Aetiopathology and genetic basis of neonatal diabetes
a *The British Paediatric Association Surveilliance
Unit is now the Surveillance Unit of the Royal College of Paediatrics
and Child HealthInstitute of Child Health, St Michael's Hill,
Bristol, BS2 8BJ, b Wessex Regional Genetics Laboratory, Salisbury District
Hospital, c Duncan Guthrie Institute of Medical Genetics, Yorkhill,
Glasgow, d Wessex Clinical
Genetics Service, The Princess Anne Hospital, Southampton
Correspondence to: Dr J P H Shield.
Accepted 11 October 1996
A British Paediatric Association Surveillance Unit* study of
neonatal diabetes determined a national incidence of 1 in 400 000 live
births. Additional cases of transient neonatal diabetes were collected
retrospectively. Most cases were of low birthweight at term: none had
evidence of an autoimmune aetiopathogenesis. The median requirement for
exogenous insulin treatment was three months.

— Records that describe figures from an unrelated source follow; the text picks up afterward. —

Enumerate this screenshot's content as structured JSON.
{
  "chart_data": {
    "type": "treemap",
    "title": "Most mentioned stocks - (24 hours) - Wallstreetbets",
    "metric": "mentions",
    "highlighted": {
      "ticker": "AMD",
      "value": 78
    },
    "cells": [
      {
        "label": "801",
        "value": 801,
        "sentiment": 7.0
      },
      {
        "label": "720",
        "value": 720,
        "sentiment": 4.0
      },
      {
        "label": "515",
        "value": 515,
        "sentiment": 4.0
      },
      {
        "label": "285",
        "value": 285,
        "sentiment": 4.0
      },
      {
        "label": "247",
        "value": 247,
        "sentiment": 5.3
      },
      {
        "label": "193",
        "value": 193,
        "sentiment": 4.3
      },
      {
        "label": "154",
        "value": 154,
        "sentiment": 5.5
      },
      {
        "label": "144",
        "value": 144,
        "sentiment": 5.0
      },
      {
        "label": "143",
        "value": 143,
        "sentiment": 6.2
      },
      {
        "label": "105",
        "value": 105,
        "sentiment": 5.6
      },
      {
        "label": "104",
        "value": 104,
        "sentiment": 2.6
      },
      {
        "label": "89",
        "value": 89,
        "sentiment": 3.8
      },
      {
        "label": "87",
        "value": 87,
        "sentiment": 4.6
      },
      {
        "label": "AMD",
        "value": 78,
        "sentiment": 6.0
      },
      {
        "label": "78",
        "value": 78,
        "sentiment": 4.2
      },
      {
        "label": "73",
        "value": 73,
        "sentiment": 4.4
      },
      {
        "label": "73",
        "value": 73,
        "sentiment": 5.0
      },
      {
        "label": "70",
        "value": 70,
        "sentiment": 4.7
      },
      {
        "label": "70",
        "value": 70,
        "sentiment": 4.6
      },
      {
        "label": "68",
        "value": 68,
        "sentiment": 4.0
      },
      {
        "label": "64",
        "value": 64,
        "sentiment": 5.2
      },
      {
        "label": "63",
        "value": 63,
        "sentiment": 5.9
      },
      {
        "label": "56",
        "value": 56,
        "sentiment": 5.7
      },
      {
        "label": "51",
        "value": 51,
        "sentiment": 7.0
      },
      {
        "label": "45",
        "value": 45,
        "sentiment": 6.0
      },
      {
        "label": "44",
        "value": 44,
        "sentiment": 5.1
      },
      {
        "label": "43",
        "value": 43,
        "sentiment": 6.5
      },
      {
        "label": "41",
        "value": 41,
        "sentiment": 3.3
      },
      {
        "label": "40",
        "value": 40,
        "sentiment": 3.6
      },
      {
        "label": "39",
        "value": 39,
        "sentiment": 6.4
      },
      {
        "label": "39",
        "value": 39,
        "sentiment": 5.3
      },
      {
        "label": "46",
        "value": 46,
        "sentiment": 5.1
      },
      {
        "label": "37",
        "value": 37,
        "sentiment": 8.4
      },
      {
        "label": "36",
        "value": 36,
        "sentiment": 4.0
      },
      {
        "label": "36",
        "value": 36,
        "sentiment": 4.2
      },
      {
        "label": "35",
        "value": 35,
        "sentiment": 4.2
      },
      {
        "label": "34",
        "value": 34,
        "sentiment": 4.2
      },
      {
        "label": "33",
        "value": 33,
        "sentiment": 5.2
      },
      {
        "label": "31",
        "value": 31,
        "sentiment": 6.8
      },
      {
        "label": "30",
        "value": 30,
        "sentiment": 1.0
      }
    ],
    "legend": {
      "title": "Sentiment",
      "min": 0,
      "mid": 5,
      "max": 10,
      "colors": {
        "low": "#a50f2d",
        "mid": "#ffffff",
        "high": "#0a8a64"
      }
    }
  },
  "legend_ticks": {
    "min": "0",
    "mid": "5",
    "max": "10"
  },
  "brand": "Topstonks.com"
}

A significant number of cases developed type 2 diabetes in
later life. Three of the 11 cases were found to have paternal uniparental isodisomy of chromosome 6. A further patient carried an
unbalanced duplication of 6q 22-23, inherited from the father, which
localised a potentially imprinted gene for diabetes to this region.
The fact that low birthweight predisposes to type 2 diabetes
in later life is well established, but a genetic defect that may relate
both to intrauterine growth failure and the development of type 2 diabetes in later life has now been identified.